I tried to stay in the bathroom for as long as possible, and then there was a knock. I crept out, crippled by embarrassment (what must these people think of me – poor little girl, what a child!).

In reality, the owner of the school was amazing. He empathized. He had felt the same learning English almost 30 years ago, he knows how hard it is, especially when you have quit your job, put all your savings up and risked losing friends and the life you knew to move abroad and live your dream (which then turns out to be less rose tinted than planned).

He offered one-to-one lessons a few times a week just to build my confidence back up and embed what I’ve learnt, then said a new beginner class would be starting next week so I could join that.

Three weeks at beginner level – I thought I’d be fluent in 5! In the words of Pretty Woman… “Big Mistake…Huge” (and I couldn’t even go shopping on this budget)!

I felt stupid. Why can’t I learn this!? I consider myself intelligent, and yet this is like I’m 6 years old again learning my 7-times table (I struggled with 7’s).

I left school early that day (when I tried to go back into the class I had another panic attack, this time I had to be taken out doors. I went back to the flat in tears – how could I show my face in that place again. I’d been inconsolable and made an utter prat of myself!

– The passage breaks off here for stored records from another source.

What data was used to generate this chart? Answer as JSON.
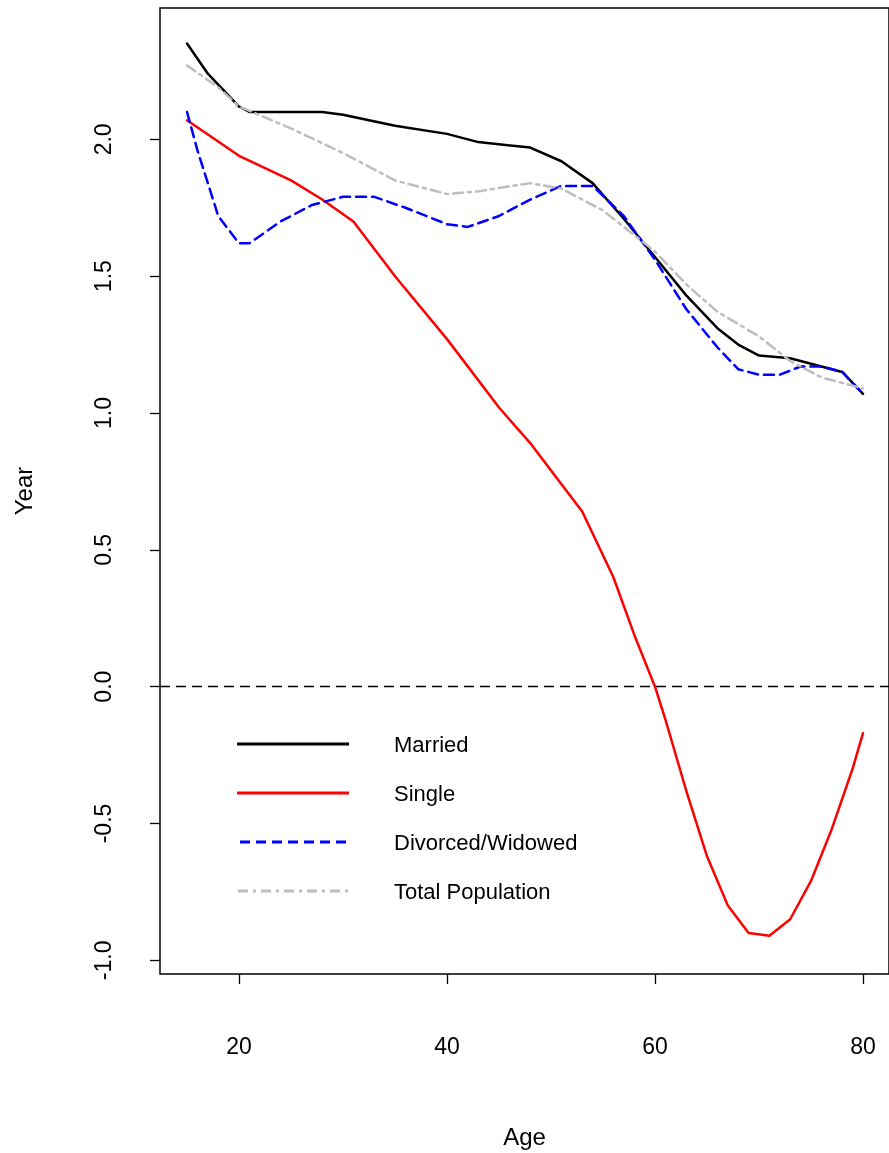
{
  "chart_data": {
    "type": "line",
    "xlabel": "Age",
    "ylabel": "Year",
    "xlim": [
      12.4,
      82.5
    ],
    "ylim": [
      -1.05,
      2.48
    ],
    "xticks": [
      20,
      40,
      60,
      80
    ],
    "yticks": [
      {
        "value": -1,
        "label": "-1.0"
      },
      {
        "value": -0.5,
        "label": "-0.5"
      },
      {
        "value": 0,
        "label": "0.0"
      },
      {
        "value": 0.5,
        "label": "0.5"
      },
      {
        "value": 1,
        "label": "1.0"
      },
      {
        "value": 1.5,
        "label": "1.5"
      },
      {
        "value": 2,
        "label": "2.0"
      }
    ],
    "grid": false,
    "legend": "bottom left",
    "marker": "none",
    "ref_lines": [
      {
        "axis": "y",
        "value": 0,
        "label": null,
        "color": "#000000",
        "line_style": "dashed"
      }
    ],
    "series": [
      {
        "name": "Married",
        "color": "#000000",
        "line_style": "solid",
        "x": [
          15,
          17,
          20,
          21,
          28,
          30,
          35,
          40,
          43,
          48,
          51,
          54,
          57,
          60,
          63,
          66,
          68,
          70,
          73,
          76,
          78,
          80
        ],
        "values": [
          2.35,
          2.24,
          2.12,
          2.1,
          2.1,
          2.09,
          2.05,
          2.02,
          1.99,
          1.97,
          1.92,
          1.84,
          1.71,
          1.57,
          1.43,
          1.31,
          1.25,
          1.21,
          1.2,
          1.17,
          1.15,
          1.07
        ]
      },
      {
        "name": "Single",
        "color": "#ff0000",
        "line_style": "solid",
        "x": [
          15,
          20,
          25,
          28,
          31,
          35,
          40,
          45,
          48,
          50,
          53,
          56,
          58,
          60,
          61,
          63,
          65,
          67,
          69,
          71,
          73,
          75,
          77,
          79,
          80
        ],
        "values": [
          2.07,
          1.94,
          1.85,
          1.78,
          1.7,
          1.5,
          1.27,
          1.02,
          0.89,
          0.79,
          0.64,
          0.4,
          0.19,
          0,
          -0.12,
          -0.38,
          -0.62,
          -0.8,
          -0.9,
          -0.91,
          -0.85,
          -0.71,
          -0.52,
          -0.3,
          -0.17
        ]
      },
      {
        "name": "Divorced/Widowed",
        "color": "#0000ff",
        "line_style": "dashed",
        "x": [
          15,
          16,
          18,
          20,
          21,
          24,
          27,
          30,
          33,
          36,
          40,
          42,
          45,
          48,
          51,
          54,
          57,
          60,
          63,
          66,
          68,
          70,
          72,
          74,
          76,
          78,
          80
        ],
        "values": [
          2.1,
          1.96,
          1.72,
          1.62,
          1.62,
          1.7,
          1.76,
          1.79,
          1.79,
          1.75,
          1.69,
          1.68,
          1.72,
          1.78,
          1.83,
          1.83,
          1.72,
          1.56,
          1.38,
          1.24,
          1.16,
          1.14,
          1.14,
          1.17,
          1.17,
          1.15,
          1.07
        ]
      },
      {
        "name": "Total Population",
        "color": "#bebebe",
        "line_style": "dashdot",
        "x": [
          15,
          18,
          20,
          25,
          30,
          35,
          40,
          43,
          48,
          51,
          55,
          58,
          60,
          63,
          66,
          70,
          73,
          76,
          80
        ],
        "values": [
          2.27,
          2.19,
          2.12,
          2.04,
          1.95,
          1.85,
          1.8,
          1.81,
          1.84,
          1.82,
          1.74,
          1.65,
          1.59,
          1.47,
          1.37,
          1.28,
          1.19,
          1.13,
          1.09
        ]
      }
    ]
  }
}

Luckily, my other half was still here and he helped pick up the pieces of this broken little girl who had come back to him after a mere two hours apart.

Yesterday I walked back into that building and I had my first 1-2-1. I was terrified (and mortified). But it was okay. The confidence came back slightly; I’m trying to learn. I even bought a newspaper to translate, but it’s harder than it looks.


It’s not all pasta, pizza, red wine and sunshine you know (although there is a lot of that!).